Cet essai n’est pas concerné par les disputes internes entre phénoménologues, et donc les différences détaillées entre les diverses écoles de pensée ne seront pas, ici, discutées en profondeur. Certains aspects des approches descriptives et interprétatives seront revus ultérieurement, le cas échéant. En résumé, la phénoménologie s’attache à comprendre le sens, l’impact et la signification de l’expérience pour les individus. Elle ne prétend pas à la généralisation et ne cherche pas à générer de la théorie. Au contraire, les phénoménologues soutiennent qu’une compréhension profonde et significative de la façon dont les individus perçoivent leur expérience (par exemple, la douleur) permettra d’apporter des réponses plus sensibles et plus conscientes (par exemple, chez les professionnels de la santé).

La phénoménologie, en tant que méthodologie de recherche, n’est pas bien définie, car les philosophes phénoménologues avaient tendance à ne pas entreprendre de recherches et n’ont pas laissé de modèles ou de « recettes » pour étudier l’expérience consciente. Nous disposons toutefois de quelques conseils d’auteurs récents tels que Giorgi (2009), en tant que phénoménologue descriptif, et Smith et al. (2009), qui utilisent une approche interprétative dans l’analyse phénoménologique. Nous avons également des débats sérieux sur ce qui constitue la phénoménologie (par exemple, Van Manen, 2017), et si l’herméneutique peut être considérée comme ayant un rôle dans la phénoménologie. D’autres phénoménologues, tels que Merleau-Ponty et Gadamer, ont souligné la nature incarnée de l’expérience et l’importance du langage. Les chercheurs doivent donc réfléchir à l’objectif fondamental de leurs enquêtes et adopter une méthodologie cohérente avec ces objectifs.

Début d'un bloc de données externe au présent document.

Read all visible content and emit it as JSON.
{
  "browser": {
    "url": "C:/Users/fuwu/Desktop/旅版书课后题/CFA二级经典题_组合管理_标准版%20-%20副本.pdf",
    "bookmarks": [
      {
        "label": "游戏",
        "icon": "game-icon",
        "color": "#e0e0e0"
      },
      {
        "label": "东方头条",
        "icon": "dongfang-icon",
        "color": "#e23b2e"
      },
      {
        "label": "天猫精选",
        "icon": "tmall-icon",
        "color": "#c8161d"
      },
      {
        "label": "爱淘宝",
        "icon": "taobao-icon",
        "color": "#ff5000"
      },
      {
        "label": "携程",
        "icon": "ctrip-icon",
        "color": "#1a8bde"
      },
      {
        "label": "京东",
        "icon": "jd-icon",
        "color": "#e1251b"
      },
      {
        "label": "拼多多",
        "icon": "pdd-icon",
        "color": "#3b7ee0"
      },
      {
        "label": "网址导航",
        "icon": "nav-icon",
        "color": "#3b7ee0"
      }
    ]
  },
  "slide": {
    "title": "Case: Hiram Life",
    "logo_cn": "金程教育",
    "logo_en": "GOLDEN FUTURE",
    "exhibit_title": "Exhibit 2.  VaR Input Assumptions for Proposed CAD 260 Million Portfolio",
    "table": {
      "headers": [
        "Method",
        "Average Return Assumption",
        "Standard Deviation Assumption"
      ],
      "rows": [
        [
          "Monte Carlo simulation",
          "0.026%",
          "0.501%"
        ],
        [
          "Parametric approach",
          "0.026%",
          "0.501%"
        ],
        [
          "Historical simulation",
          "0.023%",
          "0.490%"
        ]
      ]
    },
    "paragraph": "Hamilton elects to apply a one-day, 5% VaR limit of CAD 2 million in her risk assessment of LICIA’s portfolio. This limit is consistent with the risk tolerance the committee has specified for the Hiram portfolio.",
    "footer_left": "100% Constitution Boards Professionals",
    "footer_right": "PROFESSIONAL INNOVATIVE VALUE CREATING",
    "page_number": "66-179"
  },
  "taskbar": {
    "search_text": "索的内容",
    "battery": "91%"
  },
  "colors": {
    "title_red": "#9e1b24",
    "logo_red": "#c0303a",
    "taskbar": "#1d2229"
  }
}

Ce qui semble manquer dans la plupart des débats actuels, c’est la nature de notre monde subjectif intérieur. Qu’est-ce que la conscience et qu’entendons-nous lorsque nous parlons d’expérience ? Dans les sections suivantes de cet essai, nous prendrons l’axe central de la phénoménologie, à savoir la conscience et l’expérience, et nous explorerons ce que ces concepts peuvent signifier. Aucune réponse définitive ne sera apportée, car ces questions restent un mystère pour les philosophes comme pour les scientifiques. Cependant, quelques remarques générales sur les implications pour les chercheurs d’aujourd’hui, et quelques questions supplémentaires seront discutées.

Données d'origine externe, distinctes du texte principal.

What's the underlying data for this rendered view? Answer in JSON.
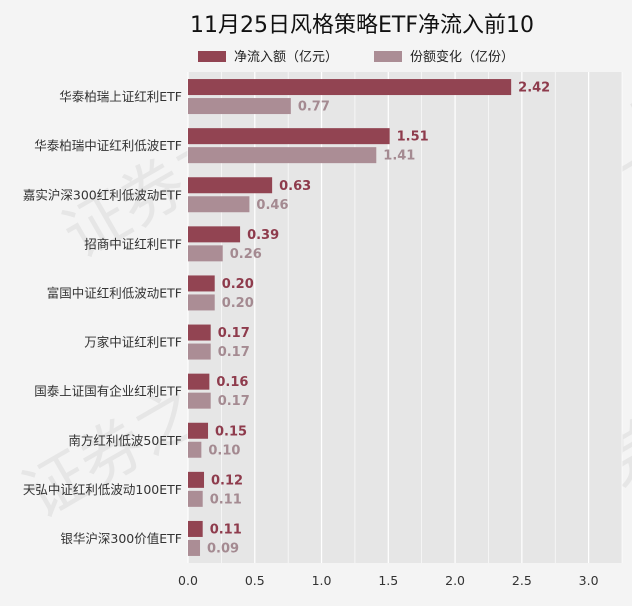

Qu’est-ce que la conscience ?

Demandez-vous à nouveau : « Suis-je conscient maintenant ? Si la réponse est « oui », de quoi êtes-vous conscient ? Les phénoménologues affirmeront que nous sommes toujours conscients de quelque chose, que ce soit une pensée, une sensation ou une émotion. Tout ce qui devient le centre de notre attention est un objet de conscience, un acte de référence. Cette orientation de l’attention vers un phénomène apparaissant dans la conscience a été appelée « intentionnalité » par Franz Brentano (1838-1917). Ainsi, nous sommes toujours conscients ou conscients de ou à propos de quelque chose, et la phénoménologie de Husserl était basée sur cette intentionnalité de la conscience. Non seulement la conscience est toujours dirigée vers un objet, mais toute expérience consciente existe en tant que noema. Husserl utilisait ce terme pour représenter l’objet ou le contenu d’une pensée, d’un jugement ou d’une perception, mais les chercheurs ne sont toujours pas certains de sa signification précise dans son œuvre. La noesis est l’appréhension ou le raisonnement intellectuel qui perçoit l’objet de la conscience (le noema).

Husserl (1980) a également décrit la conscience fondatrice pure comme une subjectivité transcendantale qui est atteinte par la réduction phénoménologique connue sous le nom d’époché. Comme décrit précédemment, il s’agit de l’identification et de la suspension délibérée de l’attitude dite préréflexive ou « naturelle ». Cette attitude consiste en notre compréhension préalable, nos hypothèses et toutes les connaissances théoriques liées à l’objet en question. Grâce à cette « mise entre parenthèses » des structures antérieures de la compréhension, Husserl a soutenu que les structures pures et essentielles d’une expérience peuvent être révélées et décrites. En ce sens, on peut le considérer comme un idéaliste, affirmant que l’expérience subjective est le fondement de l’existence absolue et qu’un monde extérieur apparent ne consiste qu’en une conscience (Puligandla, 1970).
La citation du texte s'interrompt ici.